Library donates day of fines to charities
On Friday 4th May all library fines paid off by Durham University students were donated to four charities selected by Library staff.
Money raised totaled £2827.40, exceeding the value of fines cleared on any individual day in six years.
The four charities chosen were Macmillan Cancer Support, Mind, Save the Children and the Woodland Trust, all of which Library staff have been campaigning for throughout the year.
Students were asked to vote in a poll, conducted at the Main Library, on the Library’s DUO page and the Library Facebook page, to select the proportions of money to be designated to each charity.
2571 students voted in the poll, selecting Macmillan Cancer Support as the recipient of £1311.91, 46.4% of the money collected. Save the Children will receive £667, 23.6% of the money donated, with Mind receiving £500 and the Woodland Trust receiving £344.
Library staff members were hopeful that Fines Friday would lead to the return of more books, as books are less readily available during the exam period.
Students could pay off fines at any University library, and were also able to pay fines over £5 online, as per the university’s usual practice.
Some students expressed frustration that fines totalling less than £5 had to be paid in person rather than the more convenient method of online payment.
However, the overall student response was very positive, as many students appeared to be happier to see their money donated to charity than given to the University.
Students with overdue books can be fined anywhere between 20p to £1 daily, depending on the loan period of the book checked out.

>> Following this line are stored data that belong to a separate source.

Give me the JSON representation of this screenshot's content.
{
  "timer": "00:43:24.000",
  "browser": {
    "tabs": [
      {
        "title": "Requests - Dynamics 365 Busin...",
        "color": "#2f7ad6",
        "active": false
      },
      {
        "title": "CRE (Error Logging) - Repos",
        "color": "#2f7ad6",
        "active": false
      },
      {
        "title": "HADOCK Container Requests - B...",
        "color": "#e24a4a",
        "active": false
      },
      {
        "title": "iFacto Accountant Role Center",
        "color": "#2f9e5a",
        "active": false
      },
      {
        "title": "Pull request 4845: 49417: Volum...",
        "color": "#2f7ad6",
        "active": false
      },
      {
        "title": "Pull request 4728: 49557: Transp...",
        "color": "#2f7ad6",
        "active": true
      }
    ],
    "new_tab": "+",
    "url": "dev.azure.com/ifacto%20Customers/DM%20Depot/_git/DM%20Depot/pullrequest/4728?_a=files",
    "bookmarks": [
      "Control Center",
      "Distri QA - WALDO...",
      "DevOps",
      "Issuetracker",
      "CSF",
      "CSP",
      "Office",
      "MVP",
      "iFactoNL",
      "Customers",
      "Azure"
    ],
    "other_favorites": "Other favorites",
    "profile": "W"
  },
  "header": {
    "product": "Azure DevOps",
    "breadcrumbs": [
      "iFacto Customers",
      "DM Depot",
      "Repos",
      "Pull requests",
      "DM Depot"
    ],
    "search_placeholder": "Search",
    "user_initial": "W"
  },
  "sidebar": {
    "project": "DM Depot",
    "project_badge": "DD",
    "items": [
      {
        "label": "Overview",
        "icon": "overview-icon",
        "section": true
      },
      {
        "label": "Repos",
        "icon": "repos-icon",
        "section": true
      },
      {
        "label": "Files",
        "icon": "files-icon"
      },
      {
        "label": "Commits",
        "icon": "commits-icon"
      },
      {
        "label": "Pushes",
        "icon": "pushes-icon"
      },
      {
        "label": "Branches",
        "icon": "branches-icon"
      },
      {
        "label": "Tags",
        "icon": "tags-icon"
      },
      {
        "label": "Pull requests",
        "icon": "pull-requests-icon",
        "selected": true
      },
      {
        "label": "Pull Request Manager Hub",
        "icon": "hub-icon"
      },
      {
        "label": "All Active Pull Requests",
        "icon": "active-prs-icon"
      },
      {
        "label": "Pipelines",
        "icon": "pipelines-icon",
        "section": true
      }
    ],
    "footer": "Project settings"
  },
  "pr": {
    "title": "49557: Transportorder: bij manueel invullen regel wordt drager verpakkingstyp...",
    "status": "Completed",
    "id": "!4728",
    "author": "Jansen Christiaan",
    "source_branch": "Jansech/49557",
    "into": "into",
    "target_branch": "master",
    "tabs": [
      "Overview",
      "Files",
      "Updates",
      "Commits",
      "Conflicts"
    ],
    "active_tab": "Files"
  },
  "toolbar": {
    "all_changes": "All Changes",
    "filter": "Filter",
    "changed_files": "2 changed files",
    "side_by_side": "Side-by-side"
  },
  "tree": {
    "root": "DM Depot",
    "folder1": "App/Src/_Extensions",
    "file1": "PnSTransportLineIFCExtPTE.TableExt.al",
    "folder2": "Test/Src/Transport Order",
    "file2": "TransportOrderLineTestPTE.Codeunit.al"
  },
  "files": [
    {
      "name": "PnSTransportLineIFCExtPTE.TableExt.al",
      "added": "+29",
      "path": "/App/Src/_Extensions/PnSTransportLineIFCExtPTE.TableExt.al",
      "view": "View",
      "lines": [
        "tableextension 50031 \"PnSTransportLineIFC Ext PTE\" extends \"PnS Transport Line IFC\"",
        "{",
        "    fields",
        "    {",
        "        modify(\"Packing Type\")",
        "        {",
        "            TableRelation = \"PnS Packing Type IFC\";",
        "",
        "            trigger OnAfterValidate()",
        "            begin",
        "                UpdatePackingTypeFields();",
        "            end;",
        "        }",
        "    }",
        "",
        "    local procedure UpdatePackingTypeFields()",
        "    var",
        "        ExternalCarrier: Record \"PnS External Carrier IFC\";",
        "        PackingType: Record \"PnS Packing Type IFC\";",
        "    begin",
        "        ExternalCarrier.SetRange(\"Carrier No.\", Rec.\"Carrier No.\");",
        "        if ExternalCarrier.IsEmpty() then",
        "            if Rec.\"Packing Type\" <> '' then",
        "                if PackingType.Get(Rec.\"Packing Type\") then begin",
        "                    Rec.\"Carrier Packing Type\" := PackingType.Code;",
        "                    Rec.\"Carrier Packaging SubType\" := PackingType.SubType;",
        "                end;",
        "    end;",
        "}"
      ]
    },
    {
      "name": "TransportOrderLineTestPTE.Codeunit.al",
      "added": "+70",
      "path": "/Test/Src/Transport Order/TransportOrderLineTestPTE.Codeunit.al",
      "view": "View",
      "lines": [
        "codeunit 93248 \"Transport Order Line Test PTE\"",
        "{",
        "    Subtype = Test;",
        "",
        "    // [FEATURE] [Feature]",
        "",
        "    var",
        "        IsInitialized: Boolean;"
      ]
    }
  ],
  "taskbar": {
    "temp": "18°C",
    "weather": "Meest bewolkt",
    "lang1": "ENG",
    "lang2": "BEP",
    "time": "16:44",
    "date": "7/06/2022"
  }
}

Other universities, such as the University of Westminster, prevent students from entering the library if they have overdue books.
Ordinarily, money accrued from the collection of library fines is designated towards services like More Books and Library 24/7, as well as the replacement of missing books.
Durham University accumulates a significant amount of money in annual library fines.
Between 2004 and 2011, the University collected upwards of £1m in fines from overdue books.
The University is amongst the highest collectors of library fines in the country.
Despite this, income from library fines has decreased over the last few years.